Juno also happens to be the fastest ever craft built by humans, travelling at speeds of over 260,000 kilometers per hour (74 km/s). To arrive at Jupiter, Juno took an elliptical heliocentric orbit through the Solar System involving an Earth fly-by two years after launch. This fly-by provided Juno with a further boost of around 3.9 km/s, enabling Juno to reach Jupiter in just under 5 years. “Juno, welcome to Jupiter” were the words heard throughout NASA mission control after the 35 minute engine burn which put Juno into orbit.

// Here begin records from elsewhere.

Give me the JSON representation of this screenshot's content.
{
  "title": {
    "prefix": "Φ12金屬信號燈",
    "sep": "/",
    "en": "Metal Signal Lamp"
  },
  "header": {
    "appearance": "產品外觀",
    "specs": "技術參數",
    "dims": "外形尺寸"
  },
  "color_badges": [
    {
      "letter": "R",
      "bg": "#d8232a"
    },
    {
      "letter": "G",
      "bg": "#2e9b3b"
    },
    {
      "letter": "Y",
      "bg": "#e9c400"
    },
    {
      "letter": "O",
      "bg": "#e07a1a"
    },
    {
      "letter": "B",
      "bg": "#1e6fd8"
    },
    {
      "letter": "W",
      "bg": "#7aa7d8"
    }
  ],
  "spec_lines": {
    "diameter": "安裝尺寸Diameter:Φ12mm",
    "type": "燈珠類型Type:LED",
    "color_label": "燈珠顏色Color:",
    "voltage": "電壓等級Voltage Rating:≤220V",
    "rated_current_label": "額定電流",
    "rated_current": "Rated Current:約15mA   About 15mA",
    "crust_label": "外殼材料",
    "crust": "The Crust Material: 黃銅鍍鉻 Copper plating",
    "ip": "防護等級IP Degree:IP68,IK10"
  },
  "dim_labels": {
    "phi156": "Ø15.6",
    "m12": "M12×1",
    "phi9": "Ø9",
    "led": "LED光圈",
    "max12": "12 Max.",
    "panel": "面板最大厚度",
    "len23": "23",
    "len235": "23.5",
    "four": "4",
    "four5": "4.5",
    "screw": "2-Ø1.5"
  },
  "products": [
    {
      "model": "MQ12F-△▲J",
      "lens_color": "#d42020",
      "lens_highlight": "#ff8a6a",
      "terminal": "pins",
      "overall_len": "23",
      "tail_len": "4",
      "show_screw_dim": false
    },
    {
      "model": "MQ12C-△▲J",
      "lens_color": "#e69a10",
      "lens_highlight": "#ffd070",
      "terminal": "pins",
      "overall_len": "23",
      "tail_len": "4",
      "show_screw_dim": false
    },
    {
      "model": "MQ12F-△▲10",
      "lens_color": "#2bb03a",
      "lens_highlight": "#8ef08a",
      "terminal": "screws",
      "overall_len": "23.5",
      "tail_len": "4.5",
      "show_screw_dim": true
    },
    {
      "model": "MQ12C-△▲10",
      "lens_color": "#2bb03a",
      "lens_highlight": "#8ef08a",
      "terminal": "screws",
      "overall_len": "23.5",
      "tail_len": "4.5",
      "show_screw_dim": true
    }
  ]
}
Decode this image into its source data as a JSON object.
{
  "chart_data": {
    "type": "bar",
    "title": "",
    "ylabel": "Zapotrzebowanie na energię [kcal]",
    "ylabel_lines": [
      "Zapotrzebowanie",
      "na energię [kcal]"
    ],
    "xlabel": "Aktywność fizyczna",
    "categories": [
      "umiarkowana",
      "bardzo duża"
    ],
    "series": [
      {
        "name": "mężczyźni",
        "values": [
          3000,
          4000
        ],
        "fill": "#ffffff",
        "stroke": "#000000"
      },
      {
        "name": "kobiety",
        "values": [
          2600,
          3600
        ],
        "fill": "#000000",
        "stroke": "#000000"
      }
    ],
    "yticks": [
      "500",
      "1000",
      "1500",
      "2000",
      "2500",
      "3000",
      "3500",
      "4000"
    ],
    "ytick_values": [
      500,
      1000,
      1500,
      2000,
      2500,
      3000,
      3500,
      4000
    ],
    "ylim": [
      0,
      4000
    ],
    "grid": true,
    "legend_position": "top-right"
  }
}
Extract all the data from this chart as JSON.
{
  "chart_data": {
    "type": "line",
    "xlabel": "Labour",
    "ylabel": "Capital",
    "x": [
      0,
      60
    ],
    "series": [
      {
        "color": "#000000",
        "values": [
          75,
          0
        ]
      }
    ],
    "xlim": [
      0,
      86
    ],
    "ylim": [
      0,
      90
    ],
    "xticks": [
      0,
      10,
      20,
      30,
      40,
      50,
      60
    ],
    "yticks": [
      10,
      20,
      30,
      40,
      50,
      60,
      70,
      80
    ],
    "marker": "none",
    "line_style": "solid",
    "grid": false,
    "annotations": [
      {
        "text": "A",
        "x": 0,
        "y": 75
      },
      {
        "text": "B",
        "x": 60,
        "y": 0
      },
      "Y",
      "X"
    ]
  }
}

In the beginning, Juno will make about a 53-54 day orbit around Jupiter during which its scientific instruments and capabilities will be switched on and checked. In October, the real “science-ing” will start when the probe will be made to orbit the planet’s poles in a 14-day science orbit. This orbit will be extremely elliptical and has been designed keeping in mind Jupiter’s extreme radiations. Juno is expected to perform around 30 such orbits around Jupiter in the science phase.
Mission Juno aims to study the formation and evolution of the largest and oldest planet of our Solar System, Jupiter. Apart from trying to understand the enigmatic atmosphere of Jupiter, the probe will study its magnetic and gravitational radiation and also, what is Jupiter really made of. When our solar system was formed around 4 and a half billion years ago, Jupiter was likely one of the first planets to be formed. This is believed so because it is mainly made up of the light gases that make up the Sun- hydrogen and helium. Hence, it would have formed when the Solar system was still young. A deeper understanding of Jupiter and it’s history might lead us to answers about the origin of solar systems.